Accelerators of positive particles like positrons or protons have problems when clouds of negative electrons accumulate in the beam pipe. In Physical Review Letters John Byrd, Stefano De Santis, and Kiran Sonnad of AFRD report a method for using phase shifts in a microwave signal to measure the intensity of electrons clouds in long stretches of beam pipe.

 

 

 

Getting to the Roots

imageLacarria bicolor is a mycorrhizal fungus that forms a healthy symbiotic relationship with tree roots

Trees depend on root fungi called mycorrhizae for their health and even survival.
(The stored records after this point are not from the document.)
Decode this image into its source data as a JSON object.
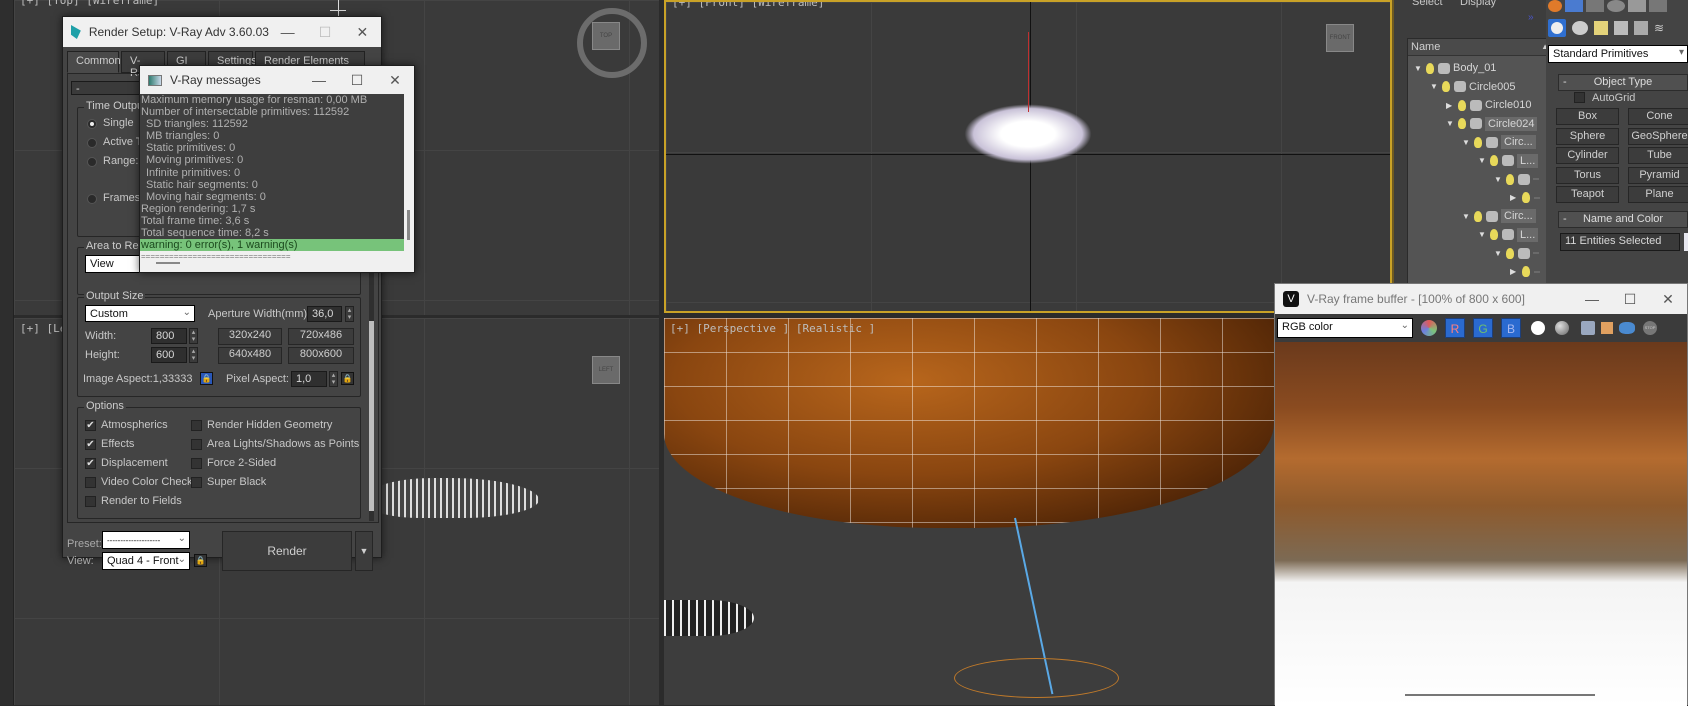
{
  "viewports": {
    "top": {
      "label": "[+] [Top] [Wireframe]"
    },
    "front": {
      "label": "[+] [Front] [Wireframe]",
      "navcube": "FRONT"
    },
    "left": {
      "label": "[+] [Left ]",
      "navcube": "LEFT"
    },
    "perspective": {
      "label": "[+] [Perspective ] [Realistic ]"
    },
    "top_navcube": "TOP"
  },
  "render_setup": {
    "title": "Render Setup: V-Ray Adv 3.60.03",
    "tabs": [
      "Common",
      "V-Ray",
      "GI",
      "Settings",
      "Render Elements"
    ],
    "rollout_toggle": "-",
    "time_output": {
      "title": "Time Output",
      "options": [
        {
          "label": "Single",
          "selected": true
        },
        {
          "label": "Active Ti",
          "selected": false
        },
        {
          "label": "Range:",
          "selected": false
        },
        {
          "label": "Frames",
          "selected": false
        }
      ]
    },
    "area_to_render": {
      "title": "Area to Ren",
      "value": "View"
    },
    "output_size": {
      "title": "Output Size",
      "preset": "Custom",
      "aperture_label": "Aperture Width(mm):",
      "aperture_value": "36,0",
      "width_label": "Width:",
      "width_value": "800",
      "height_label": "Height:",
      "height_value": "600",
      "presets": [
        "320x240",
        "720x486",
        "640x480",
        "800x600"
      ],
      "image_aspect": "Image Aspect:1,33333",
      "pixel_aspect_label": "Pixel Aspect:",
      "pixel_aspect_value": "1,0"
    },
    "options": {
      "title": "Options",
      "left": [
        {
          "label": "Atmospherics",
          "checked": true
        },
        {
          "label": "Effects",
          "checked": true
        },
        {
          "label": "Displacement",
          "checked": true
        },
        {
          "label": "Video Color Check",
          "checked": false
        },
        {
          "label": "Render to Fields",
          "checked": false
        }
      ],
      "right": [
        {
          "label": "Render Hidden Geometry",
          "checked": false
        },
        {
          "label": "Area Lights/Shadows as Points",
          "checked": false
        },
        {
          "label": "Force 2-Sided",
          "checked": false
        },
        {
          "label": "Super Black",
          "checked": false
        }
      ]
    },
    "preset_label": "Preset:",
    "preset_value": "--------------------",
    "view_label": "View:",
    "view_value": "Quad 4 - Front",
    "render_button": "Render"
  },
  "vray_messages": {
    "title": "V-Ray messages",
    "lines": [
      {
        "text": "Maximum memory usage for resman: 0,00 MB",
        "indent": false
      },
      {
        "text": "Number of intersectable primitives: 112592",
        "indent": false
      },
      {
        "text": "SD triangles: 112592",
        "indent": true
      },
      {
        "text": "MB triangles: 0",
        "indent": true
      },
      {
        "text": "Static primitives: 0",
        "indent": true
      },
      {
        "text": "Moving primitives: 0",
        "indent": true
      },
      {
        "text": "Infinite primitives: 0",
        "indent": true
      },
      {
        "text": "Static hair segments: 0",
        "indent": true
      },
      {
        "text": "Moving hair segments: 0",
        "indent": true
      },
      {
        "text": "Region rendering: 1,7 s",
        "indent": false
      },
      {
        "text": "Total frame time: 3,6 s",
        "indent": false
      },
      {
        "text": "Total sequence time: 8,2 s",
        "indent": false
      }
    ],
    "warning_line": "warning: 0 error(s), 1 warning(s)",
    "separator": "================================"
  },
  "scene_explorer": {
    "menu": [
      "Select",
      "Display"
    ],
    "column_header": "Name",
    "items": [
      {
        "label": "Body_01",
        "depth": 0,
        "expanded": true
      },
      {
        "label": "Circle005",
        "depth": 1,
        "expanded": true
      },
      {
        "label": "Circle010",
        "depth": 2,
        "expanded": false
      },
      {
        "label": "Circle024",
        "depth": 2,
        "expanded": true
      },
      {
        "label": "Circ...",
        "depth": 3,
        "expanded": true
      },
      {
        "label": "L...",
        "depth": 4,
        "expanded": true
      },
      {
        "label": "",
        "depth": 5,
        "expanded": true
      },
      {
        "label": "",
        "depth": 6,
        "expanded": false
      },
      {
        "label": "Circ...",
        "depth": 3,
        "expanded": true
      },
      {
        "label": "L...",
        "depth": 4,
        "expanded": true
      },
      {
        "label": "",
        "depth": 5,
        "expanded": true
      },
      {
        "label": "",
        "depth": 6,
        "expanded": false
      }
    ]
  },
  "command_panel": {
    "category": "Standard Primitives",
    "object_type": {
      "title": "Object Type",
      "autogrid": "AutoGrid",
      "buttons": [
        "Box",
        "Cone",
        "Sphere",
        "GeoSphere",
        "Cylinder",
        "Tube",
        "Torus",
        "Pyramid",
        "Teapot",
        "Plane"
      ]
    },
    "name_and_color": {
      "title": "Name and Color",
      "value": "11 Entities Selected"
    }
  },
  "frame_buffer": {
    "title": "V-Ray frame buffer - [100% of 800 x 600]",
    "channel": "RGB color",
    "channels": [
      "R",
      "G",
      "B"
    ],
    "accent": "#2a6ad0"
  }
}
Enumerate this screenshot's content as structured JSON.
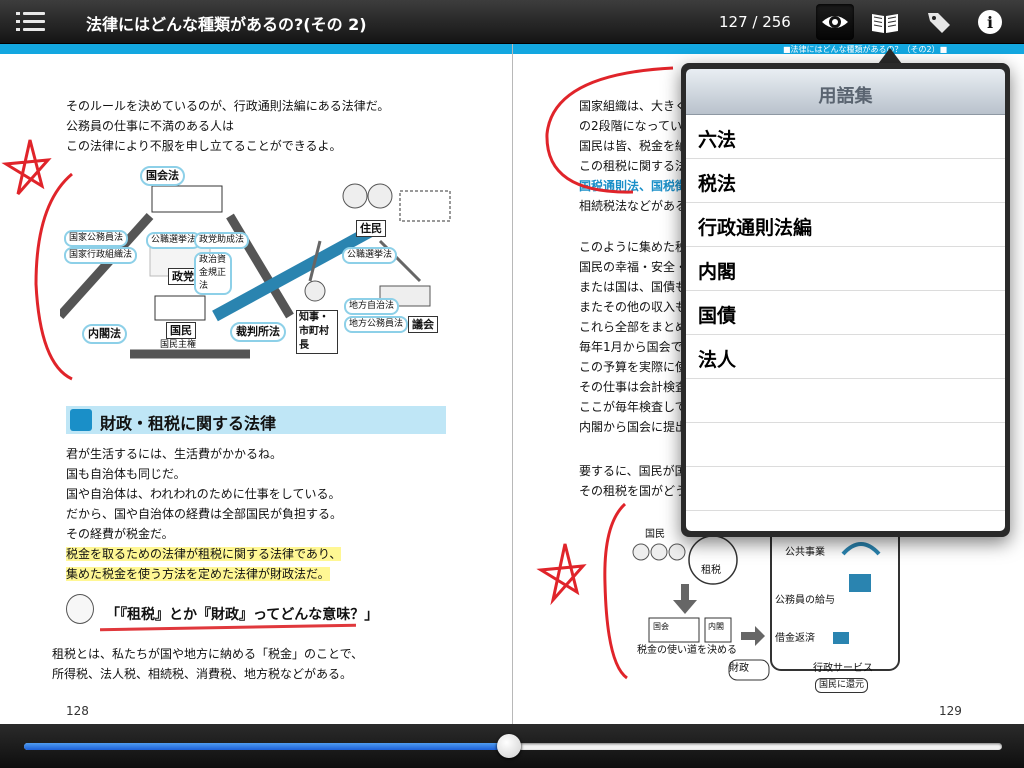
{
  "toolbar": {
    "title": "法律にはどんな種類があるの?(その 2)",
    "page_counter": "127 / 256",
    "buttons": {
      "menu": "menu-icon",
      "view": "eye-icon",
      "glossary": "book-icon",
      "tag": "tag-icon",
      "info": "info-icon"
    }
  },
  "left_page": {
    "intro_lines": [
      "そのルールを決めているのが、行政通則法編にある法律だ。",
      "公務員の仕事に不満のある人は",
      "この法律により不服を申し立てることができるよ。"
    ],
    "intro_highlight": "行政通則法",
    "diagram_labels": {
      "kokkai": "国会法",
      "kokumin": "国民",
      "kokumin_shuken": "国民主権",
      "seito": "政党",
      "naikaku": "内閣法",
      "saibansho": "裁判所法",
      "jumin": "住民",
      "chiji": "知事・市町村長",
      "gikai": "議会",
      "chiho_jichi": "地方自治法",
      "chiho_komuin": "地方公務員法",
      "komusen": "公職選挙法",
      "seiji_shikin": "政治資金規正法",
      "seito_joseiho": "政党助成法",
      "kokka_komuin": "国家公務員法",
      "kokka_gyosei": "国家行政組織法"
    },
    "section_title": "財政・租税に関する法律",
    "body_lines": [
      "君が生活するには、生活費がかかるね。",
      "国も自治体も同じだ。",
      "国や自治体は、われわれのために仕事をしている。",
      "だから、国や自治体の経費は全部国民が負担する。",
      "その経費が税金だ。",
      "税金を取るための法律が租税に関する法律であり、",
      "集めた税金を使う方法を定めた法律が財政法だ。"
    ],
    "question": "「『租税』とか『財政』ってどんな意味？」",
    "answer_lines": [
      "租税とは、私たちが国や地方に納める「税金」のことで、",
      "所得税、法人税、相続税、消費税、地方税などがある。"
    ],
    "page_number": "128"
  },
  "right_page": {
    "header_small": "■法律にはどんな種類があるの？（その2）■",
    "lines_top": [
      "国家組織は、大きく",
      "の2段階になってい",
      "国民は皆、税金を納",
      "この租税に関する法",
      "国税通則法、国税徴",
      "相続税法などがある"
    ],
    "lines_mid": [
      "このように集めた税",
      "国民の幸福・安全・",
      "または国は、国債も発",
      "またその他の収入も",
      "これら全部をまとめ",
      "毎年1月から国会で",
      "この予算を実際に使",
      "その仕事は会計検査",
      "ここが毎年検査して",
      "内閣から国会に提出"
    ],
    "lines_bottom": [
      "要するに、国民が国",
      "その租税を国がどう"
    ],
    "diagram_labels": {
      "kokumin": "国民",
      "sozei": "租税",
      "kokkai": "国会",
      "naikaku": "内閣",
      "decide": "税金の使い道を決める",
      "zaisei": "財政",
      "koukyou": "公共事業",
      "kyuyo": "公務員の給与",
      "saimu": "借金返済",
      "gyosei": "行政サービス",
      "kangen": "国民に還元"
    },
    "page_number": "129"
  },
  "glossary": {
    "title": "用語集",
    "items": [
      "六法",
      "税法",
      "行政通則法編",
      "内閣",
      "国債",
      "法人"
    ]
  },
  "slider": {
    "position": 0.496
  },
  "colors": {
    "accent_cyan": "#13a7e0",
    "ink_red": "#e0242a",
    "slider_blue": "#1b5fd6"
  }
}
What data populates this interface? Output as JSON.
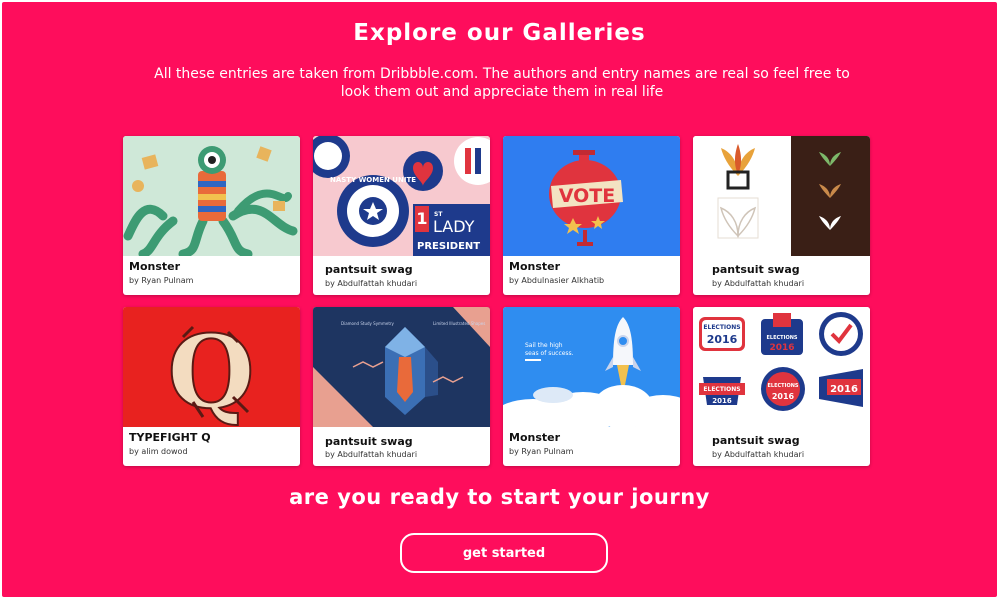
{
  "header": {
    "title": "Explore our Galleries",
    "subtitle": "All these entries are taken from Dribbble.com. The authors and entry names are real so feel free to look them out and appreciate them in real life"
  },
  "gallery": {
    "cards": [
      {
        "name": "Monster",
        "author": "by Ryan Pulnam",
        "art": "octopus-monster"
      },
      {
        "name": "pantsuit swag",
        "author": "by Abdulfattah khudari",
        "art": "election-badges"
      },
      {
        "name": "Monster",
        "author": "by Abdulnasier Alkhatib",
        "art": "vote-balloon"
      },
      {
        "name": "pantsuit swag",
        "author": "by Abdulfattah khudari",
        "art": "plant-logos"
      },
      {
        "name": "TYPEFIGHT Q",
        "author": "by alim dowod",
        "art": "blackletter-q"
      },
      {
        "name": "pantsuit swag",
        "author": "by Abdulfattah khudari",
        "art": "crystal-poster"
      },
      {
        "name": "Monster",
        "author": "by Ryan Pulnam",
        "art": "rocket-launch"
      },
      {
        "name": "pantsuit swag",
        "author": "by Abdulfattah khudari",
        "art": "elections-2016-stickers"
      }
    ]
  },
  "art_text": {
    "lady_1st": "1",
    "lady_st": "ST",
    "lady": "LADY",
    "president": "PRESIDENT",
    "nasty_women": "NASTY WOMEN UNITE",
    "vote": "VOTE",
    "q_letter": "Q",
    "poster_left": "Diamond Study Symmetry",
    "poster_right": "Limited Illustrated Shapes",
    "rocket_caption_1": "Sail the high",
    "rocket_caption_2": "seas of success.",
    "elections": "ELECTIONS",
    "year": "2016"
  },
  "cta_section": {
    "heading": "are you ready to start your journy",
    "button_label": "get started"
  },
  "colors": {
    "background": "#fe0d5c",
    "card": "#ffffff",
    "text_on_bg": "#ffffff",
    "badge_red": "#e0343e",
    "badge_blue": "#1e3a8c"
  }
}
Researchers at DOE’s Joint Genome Institute, France’s National Institute for Agricultural Research, and 14 other collaborating institutions have sequenced the fungus Laccaria bicolor as a first step in understanding how the tree-fungus symbiotic relationship can aid ecological balance, clean up contaminants, store carbon, and generate biomass.

 

 

 

Driving the Swedge

Hard drives and other modern electronics are built like Dagwood sandwiches, their performance depending on relationships between multiple layers. At the ALS Chuck Fadley of Materials Sciences has pioneered “swedge” — a method combining a standing wave and a wedge-shaped layer — to penetrate the surface of such materials and study their chemical compositions, magnetic properties, and precise electronic structures.